Foram quatro anos de negociação intensa. Se considerarmos o processo político anterior, que desembocou no fracasso da Conferência do Clima de Copenhague (COP 15, 2009), foram oito anos de conversas sobre um novo acordo internacional contra as mudanças do clima. Tudo isso depois de outros 15 anos de debate político em nível global, desde a aprovação da Convenção-Quadro da ONU sobre Mudança do Clima (UNFCCC, sigla em inglês) em 1992, passando pela criação do Protocolo de Quioto, em 1997.

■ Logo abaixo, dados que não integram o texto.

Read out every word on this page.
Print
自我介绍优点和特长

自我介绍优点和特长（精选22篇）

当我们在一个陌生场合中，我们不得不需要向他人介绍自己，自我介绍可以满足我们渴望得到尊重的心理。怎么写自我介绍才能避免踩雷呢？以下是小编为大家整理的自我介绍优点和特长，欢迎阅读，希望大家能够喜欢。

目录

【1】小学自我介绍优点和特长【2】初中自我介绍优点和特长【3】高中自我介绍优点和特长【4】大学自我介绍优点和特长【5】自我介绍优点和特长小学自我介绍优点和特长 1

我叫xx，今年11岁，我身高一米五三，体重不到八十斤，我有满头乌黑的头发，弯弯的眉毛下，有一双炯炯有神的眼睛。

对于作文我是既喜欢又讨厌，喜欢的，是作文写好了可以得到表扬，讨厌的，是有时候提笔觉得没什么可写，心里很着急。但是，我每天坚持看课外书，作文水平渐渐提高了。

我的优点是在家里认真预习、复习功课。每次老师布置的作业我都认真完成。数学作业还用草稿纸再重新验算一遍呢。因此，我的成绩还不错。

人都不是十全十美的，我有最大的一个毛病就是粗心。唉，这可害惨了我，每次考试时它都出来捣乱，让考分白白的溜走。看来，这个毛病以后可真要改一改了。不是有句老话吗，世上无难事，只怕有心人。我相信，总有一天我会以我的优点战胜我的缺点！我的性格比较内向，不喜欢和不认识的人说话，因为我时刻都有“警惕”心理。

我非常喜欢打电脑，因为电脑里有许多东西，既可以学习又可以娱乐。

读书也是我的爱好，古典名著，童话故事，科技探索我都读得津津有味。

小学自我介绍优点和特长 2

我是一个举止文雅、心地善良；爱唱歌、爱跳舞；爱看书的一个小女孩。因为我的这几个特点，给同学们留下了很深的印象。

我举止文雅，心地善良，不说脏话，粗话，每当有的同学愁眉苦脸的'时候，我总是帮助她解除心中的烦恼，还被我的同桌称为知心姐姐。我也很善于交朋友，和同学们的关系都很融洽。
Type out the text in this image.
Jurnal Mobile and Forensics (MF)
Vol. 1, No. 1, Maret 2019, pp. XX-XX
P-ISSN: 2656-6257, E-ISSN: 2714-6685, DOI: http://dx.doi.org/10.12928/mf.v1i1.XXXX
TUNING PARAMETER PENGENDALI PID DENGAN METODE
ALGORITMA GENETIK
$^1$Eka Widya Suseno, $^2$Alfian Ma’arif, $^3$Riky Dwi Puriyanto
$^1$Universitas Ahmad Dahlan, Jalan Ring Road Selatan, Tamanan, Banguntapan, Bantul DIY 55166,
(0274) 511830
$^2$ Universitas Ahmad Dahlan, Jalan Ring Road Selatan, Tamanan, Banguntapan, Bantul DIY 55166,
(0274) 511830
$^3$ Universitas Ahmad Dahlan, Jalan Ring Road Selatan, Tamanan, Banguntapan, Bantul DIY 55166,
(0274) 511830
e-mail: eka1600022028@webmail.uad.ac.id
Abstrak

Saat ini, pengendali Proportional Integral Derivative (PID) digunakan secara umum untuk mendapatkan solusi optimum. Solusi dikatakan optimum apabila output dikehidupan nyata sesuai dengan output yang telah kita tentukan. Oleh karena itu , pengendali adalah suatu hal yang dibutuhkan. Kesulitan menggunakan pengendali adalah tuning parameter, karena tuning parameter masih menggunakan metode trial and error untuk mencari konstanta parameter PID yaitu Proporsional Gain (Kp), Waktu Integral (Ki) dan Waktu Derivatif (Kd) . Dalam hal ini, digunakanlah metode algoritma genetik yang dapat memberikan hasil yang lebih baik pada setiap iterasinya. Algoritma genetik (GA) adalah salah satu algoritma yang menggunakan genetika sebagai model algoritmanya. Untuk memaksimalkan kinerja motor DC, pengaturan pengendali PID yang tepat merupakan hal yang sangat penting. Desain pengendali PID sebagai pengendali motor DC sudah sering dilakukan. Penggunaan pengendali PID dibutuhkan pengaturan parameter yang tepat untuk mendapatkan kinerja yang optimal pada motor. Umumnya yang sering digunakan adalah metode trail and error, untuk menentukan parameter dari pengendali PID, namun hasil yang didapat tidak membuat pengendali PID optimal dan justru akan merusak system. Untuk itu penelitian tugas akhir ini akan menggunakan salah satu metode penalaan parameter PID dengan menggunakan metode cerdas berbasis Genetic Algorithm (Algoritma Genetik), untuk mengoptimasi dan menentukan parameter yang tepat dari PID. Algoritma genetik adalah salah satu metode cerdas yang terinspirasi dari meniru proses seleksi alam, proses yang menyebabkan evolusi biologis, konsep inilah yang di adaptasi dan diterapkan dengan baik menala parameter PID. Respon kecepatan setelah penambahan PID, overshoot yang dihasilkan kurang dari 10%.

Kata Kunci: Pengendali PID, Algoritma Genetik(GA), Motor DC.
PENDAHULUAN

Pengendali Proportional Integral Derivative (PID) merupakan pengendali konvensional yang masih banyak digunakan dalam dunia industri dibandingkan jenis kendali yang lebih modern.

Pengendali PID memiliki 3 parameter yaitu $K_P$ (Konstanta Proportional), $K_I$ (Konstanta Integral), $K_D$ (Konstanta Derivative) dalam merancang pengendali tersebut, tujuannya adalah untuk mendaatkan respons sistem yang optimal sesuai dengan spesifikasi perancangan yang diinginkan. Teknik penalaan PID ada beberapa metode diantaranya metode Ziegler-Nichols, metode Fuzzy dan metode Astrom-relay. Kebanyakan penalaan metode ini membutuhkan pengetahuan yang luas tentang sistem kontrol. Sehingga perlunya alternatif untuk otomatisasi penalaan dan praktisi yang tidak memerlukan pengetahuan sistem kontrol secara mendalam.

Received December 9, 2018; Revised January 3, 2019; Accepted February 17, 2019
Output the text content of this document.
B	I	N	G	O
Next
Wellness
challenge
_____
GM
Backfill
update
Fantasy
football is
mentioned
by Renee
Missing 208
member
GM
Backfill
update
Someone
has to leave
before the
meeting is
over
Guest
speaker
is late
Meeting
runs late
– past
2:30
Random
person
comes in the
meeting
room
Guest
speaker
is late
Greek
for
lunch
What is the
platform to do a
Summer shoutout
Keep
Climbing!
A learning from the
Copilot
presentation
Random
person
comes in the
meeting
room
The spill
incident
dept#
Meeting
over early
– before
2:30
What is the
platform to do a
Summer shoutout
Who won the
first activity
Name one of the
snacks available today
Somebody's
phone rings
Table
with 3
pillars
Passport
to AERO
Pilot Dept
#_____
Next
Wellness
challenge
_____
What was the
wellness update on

Em suma, há 23 anos o mundo debate como reduzir suas emissões de gases de efeito estufa (GEE), como reduzir os impactos das alterações climáticas já irreversíveis por causa da concentração de atual de GEE na atmosfera, como facilitar a implementação de tecnologias de baixo carbono nos países em desenvolvimento, como financiar todo esse aparato tecnológico, como compensar países em desenvolvimento pelas perdas e danos associados a eventos climáticos extremos…
O mundo precisou de mais de duas décadas para que tivesse, enfim, seu primeiro tratado legal internacional de abrangência universal para a luta contra as mudanças do clima, no qual todos os seus signatários (que são, num primeiro momento, os signatários da própria UNFCCC, que reúne 192 paísesdo mundo) têm compromissos e metas a cumprir – o tão esperado Acordo de Paris, finalizado no último sábado durante a 21ª Conferência da ONU sobre Clima (COP 21), na capital francesa.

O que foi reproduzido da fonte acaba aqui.